STATE ESTIMATION WITH THE AUXILIARY SAMPLING IMPORTANCE RESAMPLING PARTICLE FILTER FOR THE RADIOFREQUENCY HYPERTHERMIA THERAPY OF CANCER

DOI: 10.1615/TFESC1.bio.013638
pages 2135-2145

Leonardo A. B. Varon
Federal University of Rio de Janeiro PEM/COPPE-UFRJ, Rio de Janeiro, RJ, 21941-972, Brazil University of Santiago de Cali, School of Engineering, street 5 N 62-00, Cali, Colombia

Helcio R. B. Orlande
North Carolina State University; Department of Mechanical Engineering, POLI/COPPE, Federal University of Rio de Janeiro, UFRJ Cid. Universitaria, Cx. Postal: 68503 Rio de Janeiro, RJ, 21941-972 Brazil

Guillermo Elicabe
Institute of Materials Science and Technology (INTEMA), University of Mar del Plata and National Research Council (CONICET)
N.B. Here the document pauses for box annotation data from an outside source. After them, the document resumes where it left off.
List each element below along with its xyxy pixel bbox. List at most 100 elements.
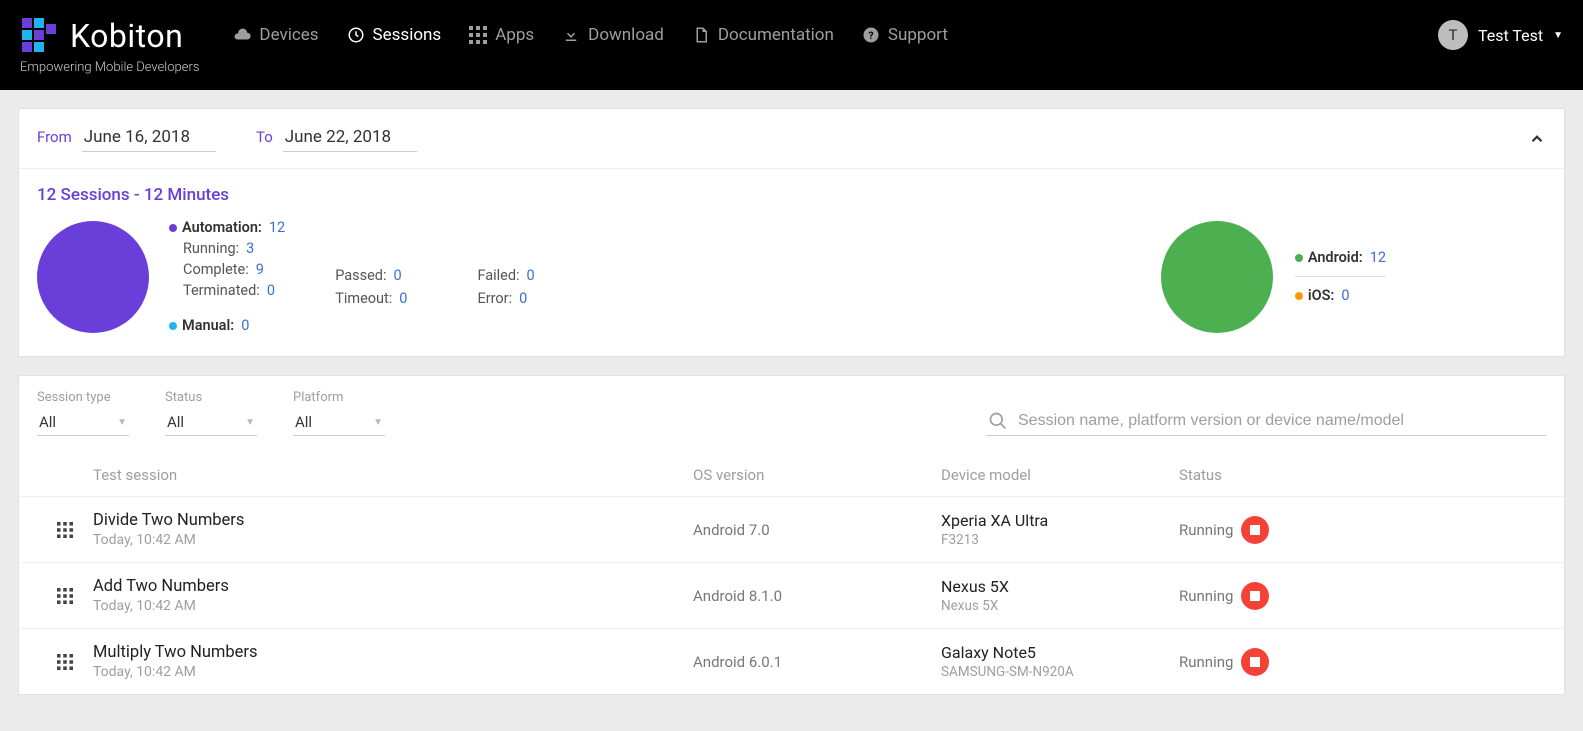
- dot-icon: [1295, 254, 1303, 262]
- device-name: Xperia XA Ultra: [941, 511, 1179, 530]
- svg-text:?: ?: [868, 29, 873, 42]
- stop-session-button[interactable]: [1241, 582, 1269, 610]
- nav-devices-label: Devices: [259, 25, 318, 45]
- table-row[interactable]: Multiply Two Numbers Today, 10:42 AM And…: [19, 628, 1564, 694]
- status-text: Running: [1179, 521, 1233, 539]
- user-name: Test Test: [1478, 26, 1543, 45]
- complete-value: 9: [256, 261, 264, 278]
- grid-icon: [469, 26, 487, 44]
- status-text: Running: [1179, 653, 1233, 671]
- table-header: Test session OS version Device model Sta…: [19, 446, 1564, 496]
- platform-filter[interactable]: All ▼: [293, 409, 385, 436]
- android-label: Android:: [1308, 249, 1363, 266]
- from-date-picker[interactable]: June 16, 2018: [82, 125, 216, 152]
- platform-pie-chart: [1161, 221, 1273, 333]
- divider: [1295, 276, 1386, 277]
- ios-value: 0: [1341, 287, 1349, 304]
- collapse-toggle[interactable]: [1528, 130, 1546, 148]
- cloud-icon: [233, 26, 251, 44]
- download-icon: [562, 26, 580, 44]
- running-label: Running:: [183, 240, 239, 257]
- grid-icon: [37, 522, 93, 538]
- passed-value: 0: [394, 267, 402, 284]
- stop-session-button[interactable]: [1241, 648, 1269, 676]
- nav-devices[interactable]: Devices: [221, 17, 330, 53]
- sessions-table-panel: Session type All ▼ Status All ▼ Platform…: [18, 375, 1565, 695]
- filters-bar: Session type All ▼ Status All ▼ Platform…: [19, 376, 1564, 446]
- to-date-picker[interactable]: June 22, 2018: [283, 125, 417, 152]
- col-header-os: OS version: [693, 466, 941, 484]
- android-value: 12: [1370, 249, 1386, 266]
- chevron-down-icon: ▼: [117, 417, 127, 428]
- table-body: Divide Two Numbers Today, 10:42 AM Andro…: [19, 496, 1564, 694]
- table-row[interactable]: Divide Two Numbers Today, 10:42 AM Andro…: [19, 496, 1564, 562]
- stop-icon: [1250, 525, 1260, 535]
- stop-icon: [1250, 591, 1260, 601]
- chevron-down-icon: ▼: [245, 417, 255, 428]
- user-menu[interactable]: T Test Test ▼: [1438, 20, 1563, 50]
- search-input[interactable]: [1018, 412, 1544, 430]
- summary-title: 12 Sessions - 12 Minutes: [37, 185, 1546, 205]
- session-type-filter-label: Session type: [37, 390, 129, 405]
- to-label: To: [256, 128, 273, 146]
- stop-icon: [1250, 657, 1260, 667]
- session-name: Multiply Two Numbers: [93, 643, 693, 662]
- status-filter[interactable]: All ▼: [165, 409, 257, 436]
- timeout-label: Timeout:: [335, 290, 392, 307]
- session-time: Today, 10:42 AM: [93, 664, 693, 680]
- brand-block: Kobiton Empowering Mobile Developers: [20, 16, 199, 75]
- session-time: Today, 10:42 AM: [93, 598, 693, 614]
- ios-label: iOS:: [1308, 287, 1335, 304]
- document-icon: [692, 26, 710, 44]
- nav-support-label: Support: [888, 25, 948, 45]
- session-name: Add Two Numbers: [93, 577, 693, 596]
- session-type-filter[interactable]: All ▼: [37, 409, 129, 436]
- clock-icon: [347, 26, 365, 44]
- device-name: Nexus 5X: [941, 577, 1179, 596]
- app-header: Kobiton Empowering Mobile Developers Dev…: [0, 0, 1583, 90]
- search-field[interactable]: [986, 407, 1546, 436]
- os-version: Android 8.1.0: [693, 587, 941, 605]
- dot-icon: [1295, 292, 1303, 300]
- nav-documentation[interactable]: Documentation: [680, 17, 846, 53]
- chevron-down-icon: ▼: [1553, 30, 1563, 41]
- user-avatar: T: [1438, 20, 1468, 50]
- platform-chart-block: Android: 12 iOS: 0: [1161, 219, 1386, 334]
- session-type-pie-chart: [37, 221, 149, 333]
- manual-value: 0: [241, 317, 249, 334]
- platform-filter-value: All: [295, 413, 312, 431]
- device-model: Nexus 5X: [941, 598, 1179, 614]
- status-filter-value: All: [167, 413, 184, 431]
- device-model: F3213: [941, 532, 1179, 548]
- stop-session-button[interactable]: [1241, 516, 1269, 544]
- col-header-status: Status: [1179, 466, 1546, 484]
- from-label: From: [37, 128, 72, 146]
- passed-label: Passed:: [335, 267, 386, 284]
- status-filter-label: Status: [165, 390, 257, 405]
- session-type-chart-block: Automation: 12 Running: 3 Complete: 9: [37, 219, 535, 334]
- nav-sessions[interactable]: Sessions: [335, 17, 454, 53]
- nav-download[interactable]: Download: [550, 17, 676, 53]
- error-value: 0: [519, 290, 527, 307]
- brand-tagline: Empowering Mobile Developers: [20, 60, 199, 75]
- platform-filter-label: Platform: [293, 390, 385, 405]
- brand-name: Kobiton: [70, 17, 183, 55]
- nav-support[interactable]: ? Support: [850, 17, 960, 53]
- timeout-value: 0: [399, 290, 407, 307]
- device-model: SAMSUNG-SM-N920A: [941, 664, 1179, 680]
- complete-label: Complete:: [183, 261, 249, 278]
- os-version: Android 6.0.1: [693, 653, 941, 671]
- status-text: Running: [1179, 587, 1233, 605]
- nav-apps[interactable]: Apps: [457, 17, 546, 53]
- running-value: 3: [246, 240, 254, 257]
- date-range-bar: From June 16, 2018 To June 22, 2018: [19, 109, 1564, 169]
- failed-label: Failed:: [477, 267, 519, 284]
- terminated-value: 0: [267, 282, 275, 299]
- col-header-device: Device model: [941, 466, 1179, 484]
- chevron-down-icon: ▼: [373, 417, 383, 428]
- grid-icon: [37, 588, 93, 604]
- table-row[interactable]: Add Two Numbers Today, 10:42 AM Android …: [19, 562, 1564, 628]
- top-nav: Devices Sessions Apps Download Documenta…: [221, 17, 1438, 53]
- dot-icon: [169, 224, 177, 232]
- nav-apps-label: Apps: [495, 25, 534, 45]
KEY WORDS: Bayesian framework, Particle filters, Cancer, Hyperthermia, Nanoparticles

Abstract

Radiofrequency (RF) hyperthermia therapy combined with nanoparticles can be used for cancer treatment. In this technique, nanoparticles are introduced in cancerous tissues and with the induction of electromagnetic waves the temperature is locally increased, ideally causing damages only to cancer cells without affecting normal cells. In the study of RF hyperthermia with tumors loaded with nanoparticles, Maxwell's equations with frequency dependence properties are coupled to the bioheat transfer equation, which requires the knowledge of several physical properties that exhibit large variability from individual to individual. In addition, the state variables are difficult to observe or they are unobservable; then, they would need to be estimated indirectly via measurements of other variables in the model, possibly with large uncertainty. In this work, the RF hyperthermia with nanoparticles is treated as an inverse problem of state estimation, based on stochastic evolution and observation models. This problem is solved with the Particle Filter by using the Auxiliary Sampling Importance Resampling (ASIR) algorithm. The results show an excellent agreement between estimated and exact values that can be used to establish protocols and temperature control in cancer treatment by RF hyperthermia with tumors loaded with nanoparticles.